At the same time, African Americans are significantly more likely to be stopped, ticketed, and searched than white drivers. It seems like every other day we hear news of a Black woman, man or child unjustly killed in yet another police-involved shooting. All too often, these tragedies begin with a traffic stop. Philando Castile, Sandra Bland, Terence Crutcher, and too many others have been killed in the aftermath of “traffic safety.”

Transportation Alternatives stands in solidarity with the Black Lives Matter movement. Because we fight to protect New Yorkers in every community, our fight for Vision Zero must also be a fight against institutional, individual and implicit racism.

As we advocate for more equitable streets, we must acknowledge that transportation planning and policies have historically been used as tools of oppression, segregation and displacement in New York City — from the construction of the Cross Bronx Expressway to violent police crackdowns on fare-beating and sidewalk bicycling in Black communities. We will fight to correct these historic inequities as we advocate for streets that serve all New Yorkers. Our campaigns will proceed with full acknowledgement of this history and preparedness to overcome it.

At Transportation Alternatives, we have been taking a hard look at how racial justice can guide our vision of a city built for people walking and biking. We have gathered together as a staff, Board of Directors and Advisory Council to articulate a set of principles, which you can read below.

As we move into an uncertain future, we pledge that we will listen and be accountable to communities of color, and that we will always seek to be watchful for the creeping reach of historic injustice in every step we take toward Vision Zero.


Transportation Alternatives’ Principles for Racial Justice in Traffic Justice

We Fight for Unbiased Automated Enforcement: To address the epidemic of traffic violence that disproportionately kills Black people, we will work to expand the use of automated speed safety cameras, red light cameras and failure-to-yield cameras. These cameras only capture a vehicle’s license plate and do not risk ticketing based on race or other discriminating factors. We pledge to help ensure that these cameras do not unfairly target communities of color.

We Oppose Discriminatory Enforcement: We renew our call for the NYPD to focus traffic enforcement resources on the streets that are most hazardous to pedestrians and cyclists, and on the offenses that kill and injure most New Yorkers, and we encourage disavowing historic practices that have targeted and harmed communities of color. We are concerned about melding quality-of-life policing and traffic enforcement, and we ask the NYPD to detach Vision Zero from other types of enforcement. Transportation Alternatives is proud to endorse the Right to Know Act to protect all New Yorkers against unconstitutional searches.

We Fight for Transportation Justice and Equity: Black communities face historic disadvantages from decades of transportation disinvestment. We will fight for investments great enough to correct this systemic inequity. We will take a hard look at what that investment looks like, listening to Black communities about how transportation can benefit a neighborhood’s current residents. Nationally, this conversation began at the Untokening Conference in November, where we joined with leaders across the country to discuss transportation policy and displacement prevention strategies.
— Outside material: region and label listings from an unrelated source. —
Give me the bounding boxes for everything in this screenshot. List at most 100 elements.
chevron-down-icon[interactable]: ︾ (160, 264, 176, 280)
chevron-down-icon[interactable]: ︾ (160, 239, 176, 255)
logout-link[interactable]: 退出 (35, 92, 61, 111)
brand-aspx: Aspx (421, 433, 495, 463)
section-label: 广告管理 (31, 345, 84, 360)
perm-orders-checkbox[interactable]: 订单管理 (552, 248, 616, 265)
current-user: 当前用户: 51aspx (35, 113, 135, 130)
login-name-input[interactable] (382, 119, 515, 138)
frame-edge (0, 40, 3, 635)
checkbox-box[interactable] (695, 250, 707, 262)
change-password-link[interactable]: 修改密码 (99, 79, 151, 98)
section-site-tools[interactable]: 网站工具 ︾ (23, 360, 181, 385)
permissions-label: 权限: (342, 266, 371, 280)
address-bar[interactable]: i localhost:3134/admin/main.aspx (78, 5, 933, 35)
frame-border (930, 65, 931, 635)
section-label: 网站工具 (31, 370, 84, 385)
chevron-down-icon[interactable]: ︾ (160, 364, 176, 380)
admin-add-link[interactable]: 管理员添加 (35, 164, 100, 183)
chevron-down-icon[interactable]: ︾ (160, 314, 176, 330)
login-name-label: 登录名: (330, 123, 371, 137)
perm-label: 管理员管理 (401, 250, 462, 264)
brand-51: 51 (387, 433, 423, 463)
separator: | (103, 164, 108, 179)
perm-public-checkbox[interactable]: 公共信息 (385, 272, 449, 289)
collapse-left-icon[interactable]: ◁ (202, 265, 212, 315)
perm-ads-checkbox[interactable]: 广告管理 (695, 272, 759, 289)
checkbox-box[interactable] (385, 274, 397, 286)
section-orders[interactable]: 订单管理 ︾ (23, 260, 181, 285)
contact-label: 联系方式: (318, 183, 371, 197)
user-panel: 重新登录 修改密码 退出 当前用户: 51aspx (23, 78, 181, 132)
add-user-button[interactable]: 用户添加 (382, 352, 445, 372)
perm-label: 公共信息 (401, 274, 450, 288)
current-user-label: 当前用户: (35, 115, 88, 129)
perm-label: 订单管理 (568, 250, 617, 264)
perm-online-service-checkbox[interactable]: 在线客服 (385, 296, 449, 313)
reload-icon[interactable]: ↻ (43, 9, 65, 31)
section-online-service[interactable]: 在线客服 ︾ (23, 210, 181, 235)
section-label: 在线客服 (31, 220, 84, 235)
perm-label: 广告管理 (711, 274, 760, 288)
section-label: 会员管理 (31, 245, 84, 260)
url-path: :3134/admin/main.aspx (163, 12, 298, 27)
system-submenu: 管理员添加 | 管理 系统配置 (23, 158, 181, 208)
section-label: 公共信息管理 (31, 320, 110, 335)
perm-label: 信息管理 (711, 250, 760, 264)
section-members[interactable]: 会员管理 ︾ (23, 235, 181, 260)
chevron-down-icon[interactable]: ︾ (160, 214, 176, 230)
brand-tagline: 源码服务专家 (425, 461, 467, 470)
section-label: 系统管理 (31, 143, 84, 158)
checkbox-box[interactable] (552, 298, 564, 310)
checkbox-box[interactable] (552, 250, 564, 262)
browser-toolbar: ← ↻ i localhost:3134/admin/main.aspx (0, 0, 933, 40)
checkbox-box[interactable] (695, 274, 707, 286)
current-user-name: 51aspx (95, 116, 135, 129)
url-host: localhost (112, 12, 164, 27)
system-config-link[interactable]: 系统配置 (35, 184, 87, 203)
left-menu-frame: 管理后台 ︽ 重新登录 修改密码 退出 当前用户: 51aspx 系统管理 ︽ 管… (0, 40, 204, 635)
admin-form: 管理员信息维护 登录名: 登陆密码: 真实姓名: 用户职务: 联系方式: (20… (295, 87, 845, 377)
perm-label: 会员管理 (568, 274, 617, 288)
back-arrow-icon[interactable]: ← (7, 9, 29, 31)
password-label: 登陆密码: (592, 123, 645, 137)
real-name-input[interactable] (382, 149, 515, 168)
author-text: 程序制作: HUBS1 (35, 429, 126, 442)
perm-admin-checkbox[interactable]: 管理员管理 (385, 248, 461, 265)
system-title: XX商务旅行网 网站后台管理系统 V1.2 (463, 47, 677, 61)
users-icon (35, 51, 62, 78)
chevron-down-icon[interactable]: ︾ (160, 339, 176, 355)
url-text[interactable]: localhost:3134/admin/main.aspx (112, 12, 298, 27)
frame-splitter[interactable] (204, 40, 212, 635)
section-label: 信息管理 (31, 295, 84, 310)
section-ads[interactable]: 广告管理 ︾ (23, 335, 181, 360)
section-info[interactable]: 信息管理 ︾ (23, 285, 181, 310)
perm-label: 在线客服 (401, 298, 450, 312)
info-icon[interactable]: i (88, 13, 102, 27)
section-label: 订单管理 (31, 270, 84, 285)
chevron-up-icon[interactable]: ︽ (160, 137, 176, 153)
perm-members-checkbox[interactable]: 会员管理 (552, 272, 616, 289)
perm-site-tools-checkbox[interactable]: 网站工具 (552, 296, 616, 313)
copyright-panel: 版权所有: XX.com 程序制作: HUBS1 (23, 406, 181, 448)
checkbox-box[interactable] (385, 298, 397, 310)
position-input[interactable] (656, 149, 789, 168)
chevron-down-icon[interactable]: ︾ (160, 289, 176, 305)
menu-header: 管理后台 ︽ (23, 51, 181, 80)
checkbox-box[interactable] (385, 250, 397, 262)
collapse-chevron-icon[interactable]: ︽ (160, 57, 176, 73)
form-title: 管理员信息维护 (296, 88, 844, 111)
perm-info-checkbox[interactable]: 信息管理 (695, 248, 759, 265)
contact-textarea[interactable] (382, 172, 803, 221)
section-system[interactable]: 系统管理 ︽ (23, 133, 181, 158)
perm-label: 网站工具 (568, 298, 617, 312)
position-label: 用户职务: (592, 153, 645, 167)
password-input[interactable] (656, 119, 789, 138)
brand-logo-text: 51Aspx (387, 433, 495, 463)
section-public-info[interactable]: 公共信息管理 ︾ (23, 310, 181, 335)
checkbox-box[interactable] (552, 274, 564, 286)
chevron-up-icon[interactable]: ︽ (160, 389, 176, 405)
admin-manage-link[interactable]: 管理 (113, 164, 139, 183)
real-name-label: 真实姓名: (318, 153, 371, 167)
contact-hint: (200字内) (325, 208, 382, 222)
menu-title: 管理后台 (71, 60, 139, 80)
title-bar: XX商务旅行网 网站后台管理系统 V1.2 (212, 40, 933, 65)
We Respect Local Knowledge and Leadership: We will work to increase representation of communities of color on our Board and our Advisory Council, as well as on New York City’s community boards. We will continue to engage with local stakeholders to develop streets that directly benefit current neighborhood residents through the existing Participatory Budgeting process and, as members of the NYC Participatory Budgeting Steering Committee, by fighting for the program’s expansion across the City. In our borough activist committees, we pledge to work with our activist leaders of color to facilitate conversations about addressing the systemic racism in transportation planning and in enforcement, and we will examine implicit bias within our own organizing model.

We Fight for Restorative Justice: We will work to expand the country’s first restorative justice program for people convicted of dangerous driving offenses, in Red Hook, Brooklyn; and we will only fight for enforcement measures that deter dangerous driving and seek to repair the harm done. We seek to promote traffic safety and justice in a way that can serve as a model of a constructive criminal justice system, avoiding the problems and inequities that have devastated generations of Black families and communities.